Define a fast alternative (that copies the architecture's maximum word size) for the default memcpy (define MEMCPY), which results in (slow!) byte-copy on many targets
Configuration options influencing throughputEdit
Options are only listed here if they must be changed from their default values in opt.h. Make sure to check your lwipopts.h for unnecessarily changing from defaults.
First of all, turn on statistics in a test-run (defines LWIP_STATS and *_STATS for each protocol) and check that none of the statistic counters reports an error (member '.err' != 0)
Generally, set the MEMP_NUM_* defines as high as your memory allows to prevent running out of pools in high-load situations
Turn off debugging options (don't define LWIP_DEBUG, )
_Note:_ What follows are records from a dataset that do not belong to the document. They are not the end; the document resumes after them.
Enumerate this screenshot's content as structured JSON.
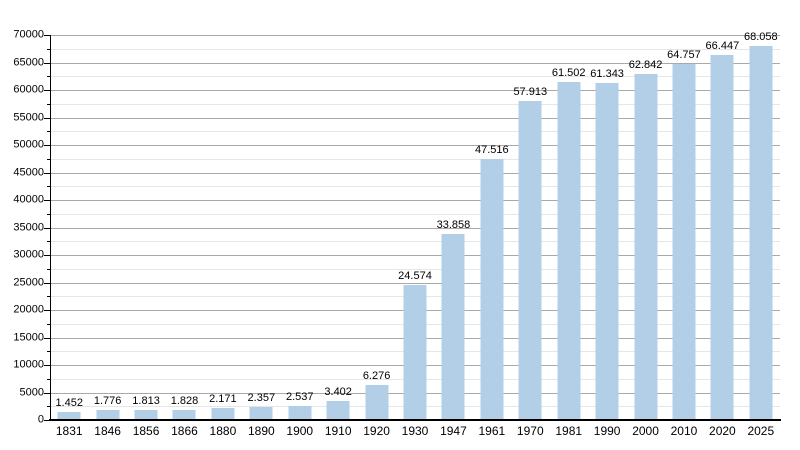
{
  "chart_data": {
    "type": "bar",
    "title": "",
    "xlabel": "",
    "ylabel": "",
    "categories": [
      "1831",
      "1846",
      "1856",
      "1866",
      "1880",
      "1890",
      "1900",
      "1910",
      "1920",
      "1930",
      "1947",
      "1961",
      "1970",
      "1981",
      "1990",
      "2000",
      "2010",
      "2020",
      "2025"
    ],
    "values": [
      1452,
      1776,
      1813,
      1828,
      2171,
      2357,
      2537,
      3402,
      6276,
      24574,
      33858,
      47516,
      57913,
      61502,
      61343,
      62842,
      64757,
      66447,
      68058
    ],
    "value_labels": [
      "1.452",
      "1.776",
      "1.813",
      "1.828",
      "2.171",
      "2.357",
      "2.537",
      "3.402",
      "6.276",
      "24.574",
      "33.858",
      "47.516",
      "57.913",
      "61.502",
      "61.343",
      "62.842",
      "64.757",
      "66.447",
      "68.058"
    ],
    "ylim": [
      0,
      70000
    ],
    "y_major_step": 5000,
    "y_minor_step": 2500,
    "y_tick_labels": [
      "0",
      "5000",
      "10000",
      "15000",
      "20000",
      "25000",
      "30000",
      "35000",
      "40000",
      "45000",
      "50000",
      "55000",
      "60000",
      "65000",
      "70000"
    ],
    "grid": true,
    "legend": false,
    "colors": {
      "bar_fill": "#b3cfe8",
      "grid_major": "#a9a9a9",
      "grid_minor": "#e6e6e6",
      "axis": "#000000",
      "text": "#000000",
      "background": "#ffffff"
    }
  }
}
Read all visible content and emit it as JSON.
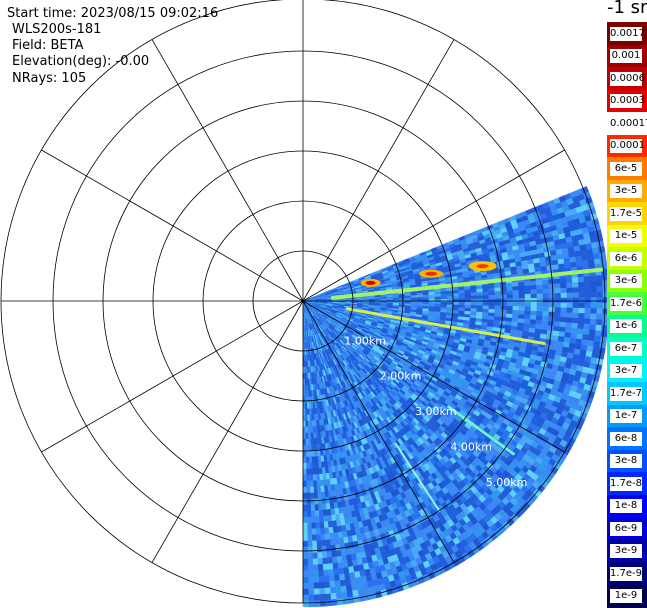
{
  "info": {
    "start_time": "Start time: 2023/08/15 09:02:16",
    "instrument": "WLS200s-181",
    "field": "Field: BETA",
    "elevation": "Elevation(deg): -0.00",
    "nrays": "NRays: 105"
  },
  "plot": {
    "range_rings_km": [
      1,
      2,
      3,
      4,
      5
    ],
    "range_labels": [
      "1.00km",
      "2.00km",
      "3.00km",
      "4.00km",
      "5.00km"
    ],
    "azimuth_spokes_deg": [
      0,
      30,
      60,
      90,
      120,
      150,
      180,
      210,
      240,
      270,
      300,
      330
    ],
    "scan_sector_deg": [
      68,
      180
    ],
    "colors": {
      "background": "#ffffff",
      "grid": "#000000",
      "range_label": "#ffffff",
      "data_base": "#2f6ee8"
    }
  },
  "colorbar": {
    "unit_label": "-1 sr",
    "levels": [
      {
        "label": "0.0017",
        "color": "#7a0000"
      },
      {
        "label": "0.001",
        "color": "#9a0000"
      },
      {
        "label": "0.0006",
        "color": "#bf0000"
      },
      {
        "label": "0.0003",
        "color": "#e30000"
      },
      {
        "label": "0.00017",
        "color": "#ffffff"
      },
      {
        "label": "0.0001",
        "color": "#ff2a00"
      },
      {
        "label": "6e-5",
        "color": "#ff7a00"
      },
      {
        "label": "3e-5",
        "color": "#ffaa00"
      },
      {
        "label": "1.7e-5",
        "color": "#ffd400"
      },
      {
        "label": "1e-5",
        "color": "#f2ff00"
      },
      {
        "label": "6e-6",
        "color": "#c8ff00"
      },
      {
        "label": "3e-6",
        "color": "#8cff00"
      },
      {
        "label": "1.7e-6",
        "color": "#46ff3c"
      },
      {
        "label": "1e-6",
        "color": "#00ff8c"
      },
      {
        "label": "6e-7",
        "color": "#00ffc8"
      },
      {
        "label": "3e-7",
        "color": "#00f0ff"
      },
      {
        "label": "1.7e-7",
        "color": "#00c8ff"
      },
      {
        "label": "1e-7",
        "color": "#009bff"
      },
      {
        "label": "6e-8",
        "color": "#0073ff"
      },
      {
        "label": "3e-8",
        "color": "#0050ff"
      },
      {
        "label": "1.7e-8",
        "color": "#0028ff"
      },
      {
        "label": "1e-8",
        "color": "#0000ff"
      },
      {
        "label": "6e-9",
        "color": "#0000d2"
      },
      {
        "label": "3e-9",
        "color": "#0000a5"
      },
      {
        "label": "1.7e-9",
        "color": "#000078"
      },
      {
        "label": "1e-9",
        "color": "#00004b"
      }
    ]
  }
}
As mentioned in the previous paragraph, set the CHECKSUM_CHECK_* and CHECKSUM_GEN* defines to 0 if checksum is generated and/or checked by your hardware
If your memory allows it, set MEM_USE_POOLS to 1 and define LWIP_MALLOC_MEMPOOL's in lwippools.h. This may waste memory, but pools are way faster than a heap!
On 32-bit platforms, set ETH_PAD_SIZE to 2 to make sure data and headers are 32-bit aligned.
You may even turn off structure-packing for better performance, but this is not thoroughly tested, yet, so make sure you test it!
When using a version later than 1.3.2, make sure LWIP_CHECKSUM_ON_COPY is set to 1. This lets the stack calculate the checksum on-the-fly when copying data using memcpy. (This has no effect when the hardware generates/checks checksums.)
Set LWIP_RAW to 0 if you don't nee raw pcbs (speeds up input processing).